Die Täter sind unter uns. Über das Schönreden der DDR-Diktatur referierte der Historiker Dr. Hubertus Knabe am vergangenen Dienstag im voll besetzten Saal des Steigenberger Hotels in Hamburg.
Nach einleitenden Worten des Moderators Dr. Siegfried Schöne von der der CDU-nahen Konrad Adenauer Stiftung äußerte sich der Direktor der Gedenkstätte im ehemaligen Zentralgefängnis der DDR Staatssicherheit in Berlin Hohenschönhausen, Dr. Hubertus Knabe, äußerst kritisch über die Aufarbeitung der SED Verbrechen seit der Wiedervereinigung: „Die DDR wird vielfach verharmlost.”
Opfer benachteiligt
Knabe versteht sich gleichwohl als Anwalt der Opfer. So machte er deutlich, dass das Opferschutzgesetz für politisch Verfolgte in der kommunistischen DDR bis heute unzureichend sei.

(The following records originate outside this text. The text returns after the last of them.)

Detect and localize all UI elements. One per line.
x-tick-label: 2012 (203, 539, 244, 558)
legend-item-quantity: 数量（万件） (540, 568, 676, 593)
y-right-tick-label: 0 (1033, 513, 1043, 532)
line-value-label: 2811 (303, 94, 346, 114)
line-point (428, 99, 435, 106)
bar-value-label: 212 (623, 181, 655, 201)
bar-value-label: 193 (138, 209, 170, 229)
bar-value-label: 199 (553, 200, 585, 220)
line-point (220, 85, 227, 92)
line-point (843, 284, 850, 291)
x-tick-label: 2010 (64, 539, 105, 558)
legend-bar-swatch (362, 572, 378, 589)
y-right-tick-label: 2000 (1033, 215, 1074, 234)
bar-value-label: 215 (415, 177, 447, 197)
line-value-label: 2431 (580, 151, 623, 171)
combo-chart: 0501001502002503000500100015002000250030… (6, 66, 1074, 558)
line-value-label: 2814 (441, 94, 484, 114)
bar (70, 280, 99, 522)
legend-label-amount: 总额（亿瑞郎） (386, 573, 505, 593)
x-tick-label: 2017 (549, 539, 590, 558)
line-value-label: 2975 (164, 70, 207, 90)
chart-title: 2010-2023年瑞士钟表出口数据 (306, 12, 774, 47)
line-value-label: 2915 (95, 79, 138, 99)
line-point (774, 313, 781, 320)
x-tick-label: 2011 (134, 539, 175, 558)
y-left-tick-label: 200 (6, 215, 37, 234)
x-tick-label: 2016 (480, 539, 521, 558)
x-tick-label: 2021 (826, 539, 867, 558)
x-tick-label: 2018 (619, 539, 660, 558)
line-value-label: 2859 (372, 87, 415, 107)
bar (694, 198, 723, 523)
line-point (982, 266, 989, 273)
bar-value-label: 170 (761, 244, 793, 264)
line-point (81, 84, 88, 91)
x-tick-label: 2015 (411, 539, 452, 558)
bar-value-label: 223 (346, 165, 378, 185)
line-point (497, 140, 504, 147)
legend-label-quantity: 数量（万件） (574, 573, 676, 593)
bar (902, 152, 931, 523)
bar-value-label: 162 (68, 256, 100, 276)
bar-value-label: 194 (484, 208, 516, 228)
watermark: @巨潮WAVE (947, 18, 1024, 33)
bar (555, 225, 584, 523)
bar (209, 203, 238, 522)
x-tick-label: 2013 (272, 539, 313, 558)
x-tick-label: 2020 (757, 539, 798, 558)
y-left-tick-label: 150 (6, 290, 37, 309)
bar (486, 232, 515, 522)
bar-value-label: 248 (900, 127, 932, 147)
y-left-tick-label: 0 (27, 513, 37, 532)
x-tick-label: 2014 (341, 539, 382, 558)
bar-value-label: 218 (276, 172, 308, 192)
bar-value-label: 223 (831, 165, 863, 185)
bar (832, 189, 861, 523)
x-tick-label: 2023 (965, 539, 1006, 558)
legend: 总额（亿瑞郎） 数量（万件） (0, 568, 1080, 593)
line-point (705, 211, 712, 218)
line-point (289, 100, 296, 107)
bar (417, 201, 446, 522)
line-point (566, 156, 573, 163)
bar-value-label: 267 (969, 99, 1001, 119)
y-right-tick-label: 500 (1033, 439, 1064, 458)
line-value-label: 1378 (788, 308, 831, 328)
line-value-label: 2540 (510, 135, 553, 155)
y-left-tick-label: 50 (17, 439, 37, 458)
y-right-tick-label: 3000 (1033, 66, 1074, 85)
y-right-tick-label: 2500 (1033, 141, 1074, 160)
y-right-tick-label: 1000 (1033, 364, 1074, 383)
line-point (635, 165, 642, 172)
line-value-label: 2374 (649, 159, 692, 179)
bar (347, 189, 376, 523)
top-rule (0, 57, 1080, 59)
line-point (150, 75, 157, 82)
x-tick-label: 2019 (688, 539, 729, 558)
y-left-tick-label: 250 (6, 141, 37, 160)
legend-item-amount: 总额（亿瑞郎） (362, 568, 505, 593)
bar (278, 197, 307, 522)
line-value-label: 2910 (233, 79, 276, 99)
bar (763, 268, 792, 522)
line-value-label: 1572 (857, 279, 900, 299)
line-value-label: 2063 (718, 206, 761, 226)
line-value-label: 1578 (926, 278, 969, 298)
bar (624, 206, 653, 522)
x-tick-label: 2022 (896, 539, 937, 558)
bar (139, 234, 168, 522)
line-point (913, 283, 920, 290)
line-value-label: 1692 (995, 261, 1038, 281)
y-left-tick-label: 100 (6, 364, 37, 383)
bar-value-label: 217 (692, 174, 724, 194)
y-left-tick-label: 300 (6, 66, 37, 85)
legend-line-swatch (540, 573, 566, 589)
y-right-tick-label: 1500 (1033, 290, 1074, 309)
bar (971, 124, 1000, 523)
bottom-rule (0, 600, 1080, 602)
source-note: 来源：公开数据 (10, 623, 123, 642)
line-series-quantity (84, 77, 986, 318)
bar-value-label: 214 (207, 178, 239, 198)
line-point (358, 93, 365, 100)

Im Gegensatz zu NS-Opfern liege die Beweislast für erlittene Gesundheitsschäden durch Haft und Verfolgung bei den SED Opfern. Das erkläre, warum 95 Prozent der Anträge auf Opferrente von den Behörden abgelehnt werden. So komme es dazu, dass ein ehemaliger Wärter im Stasi-Knast Bautzen heute mehr Rente bekommt als ein damals dort inhaftierter Systemgegner. Hier konnte der Zuhörer leicht den Eindruck gewinnen, dass sich das Eintreten für Freiheits- und Menschenrechte und der Kampf gegen ein totalitäres Regime nicht „gelohnt” hat. Der Historiker forderte, dass nach den lobenden Worten für das Stasi-Filmdrama „Das Leben der Anderen” nun auch praktische Taten für die Opfer der Stasi folgen sollten.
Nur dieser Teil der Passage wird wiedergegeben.